Столовая и больница располагались в большом, похожем на амбар гараже, который Служба национальных парков построила для своих машин технического обслуживания еще во времена Рождённых свыше. Они проделали хорошую работу с парками и историческими памятниками, но последующие администрации были слишком озабочены Ближним Востоком, загрязнением окружающей среды, бунтами на фермах, трудовыми волнениями, государственным долгом, провалом систем социального обеспечения и медицинской помощи, и их поглаживали их ПКК должны уделять внимание менее важным вопросам.

Лессинг встретил Маллета и Дженнифер у двери, поприветствовал Тимоти Хелма, своего заместителя, и отмахнулся от пачки донесений, которую ему всучил Кен Свенсон. Перво-наперво: раненого либерала пришлось госпитализировать; люди, получившие легкие обморожения и травмы, выстроились в очередь в ожидании своей очереди; а остальных отвели в столовую, где сотрудники Лессинга обыскали и обработали их, прежде чем отправить в столовую.

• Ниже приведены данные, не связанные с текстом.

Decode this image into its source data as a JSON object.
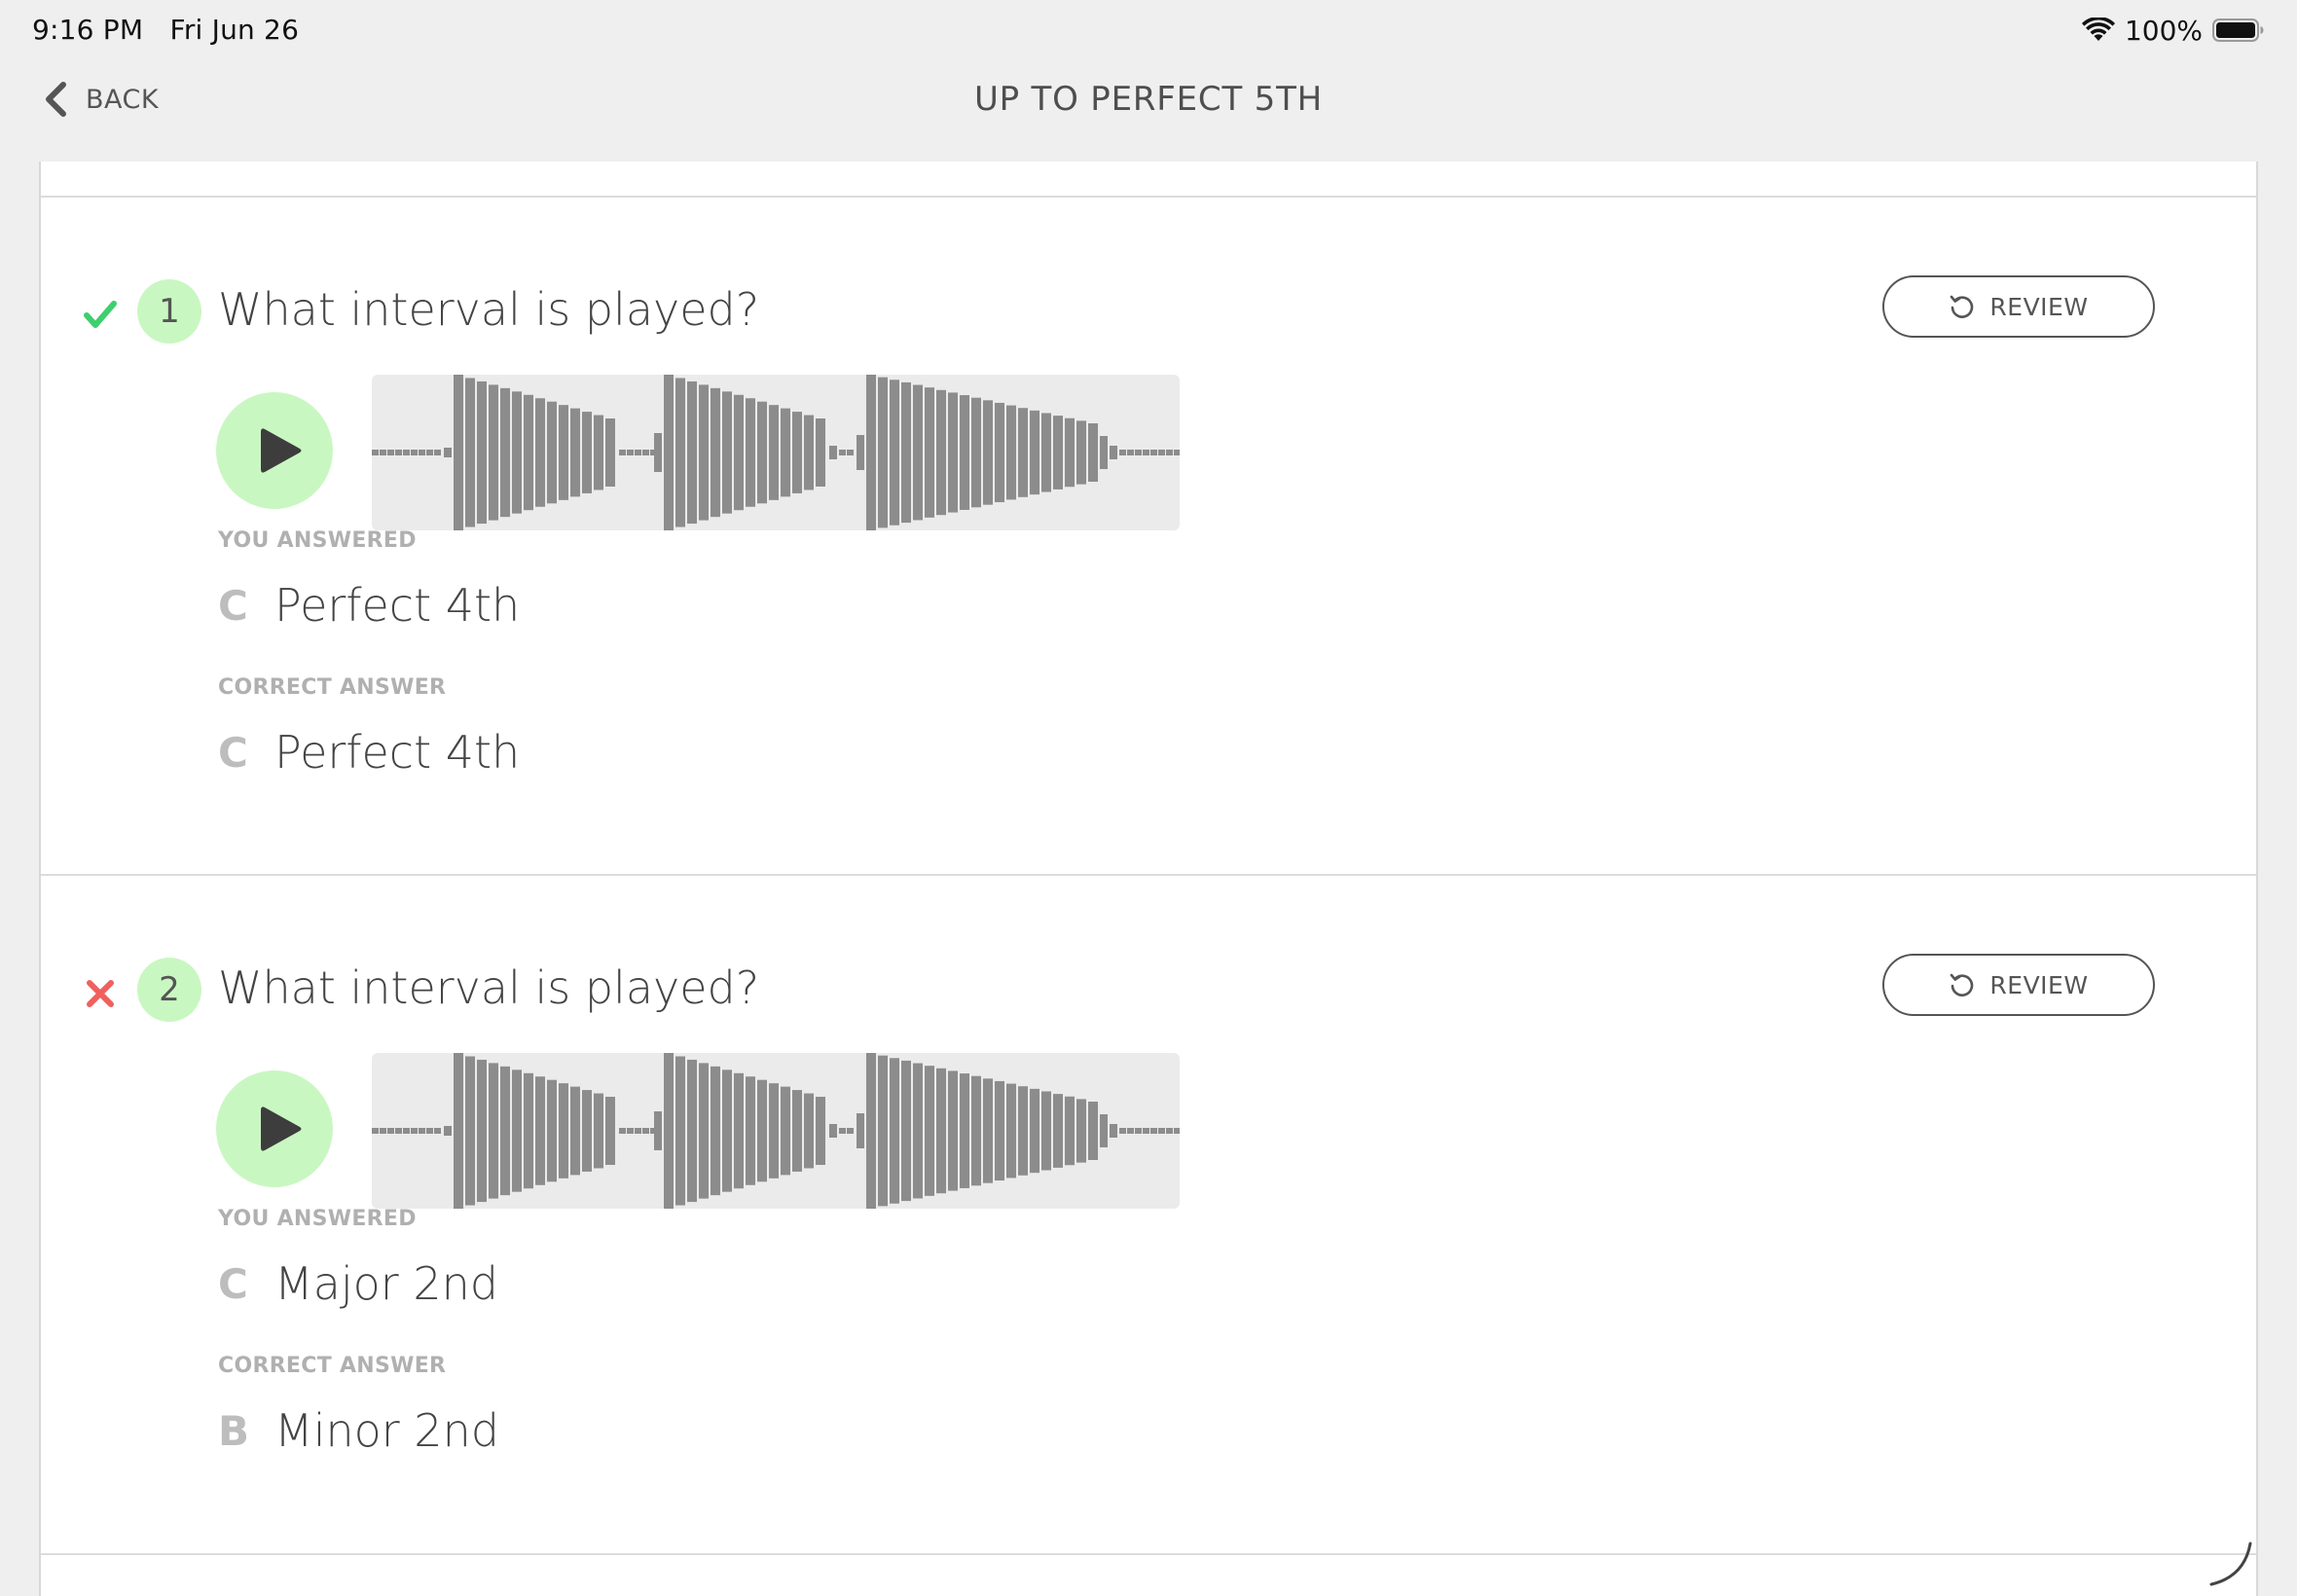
{
  "status_bar": {
    "time": "9:16 PM",
    "date": "Fri Jun 26",
    "battery": "100%"
  },
  "nav": {
    "back_label": "BACK",
    "title": "UP TO PERFECT 5TH"
  },
  "questions": [
    {
      "number": "1",
      "result": "correct",
      "text": "What interval is played?",
      "review_label": "REVIEW",
      "you_answered_label": "YOU ANSWERED",
      "you_answered_letter": "C",
      "you_answered_text": "Perfect 4th",
      "correct_answer_label": "CORRECT ANSWER",
      "correct_letter": "C",
      "correct_text": "Perfect 4th"
    },
    {
      "number": "2",
      "result": "incorrect",
      "text": "What interval is played?",
      "review_label": "REVIEW",
      "you_answered_label": "YOU ANSWERED",
      "you_answered_letter": "C",
      "you_answered_text": "Major 2nd",
      "correct_answer_label": "CORRECT ANSWER",
      "correct_letter": "B",
      "correct_text": "Minor 2nd"
    }
  ],
  "colors": {
    "correct": "#3ecf6e",
    "incorrect": "#f0605d",
    "badge": "#c9f7c1",
    "waveform_bar": "#8c8c8c"
  }
}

Некоторые упали за столы, не поев; других нужно было предостеречь от слишком быстрого поглощения слишком большого количества еды. В комнате воняло немытыми телами, мокрой шерстью и готовкой. Это сочетание не было неприятным; это напомнило Лессингу полуденную перемену в столовой его начальной школы давным-давно в Айове.

Он сел за один из столиков и принял от Дженнифер тарелку комковатого серого куриного супа. У него все еще болела голова, но теперь он мог винить в этом душную, перегретую комнату, а не холод на улице. Суп помог. Маллет положил рядом со своей тарелкой стопку карт, захваченных в оплоте повстанцев, и объявил, что Тим Хелм хочет их обсудить. Свонсон тоже слонялся неподалеку, сжимая в руках свои донесения и ковыряясь в носу. Должно ли быть универсальной истиной, что кукурузники всегда придираются?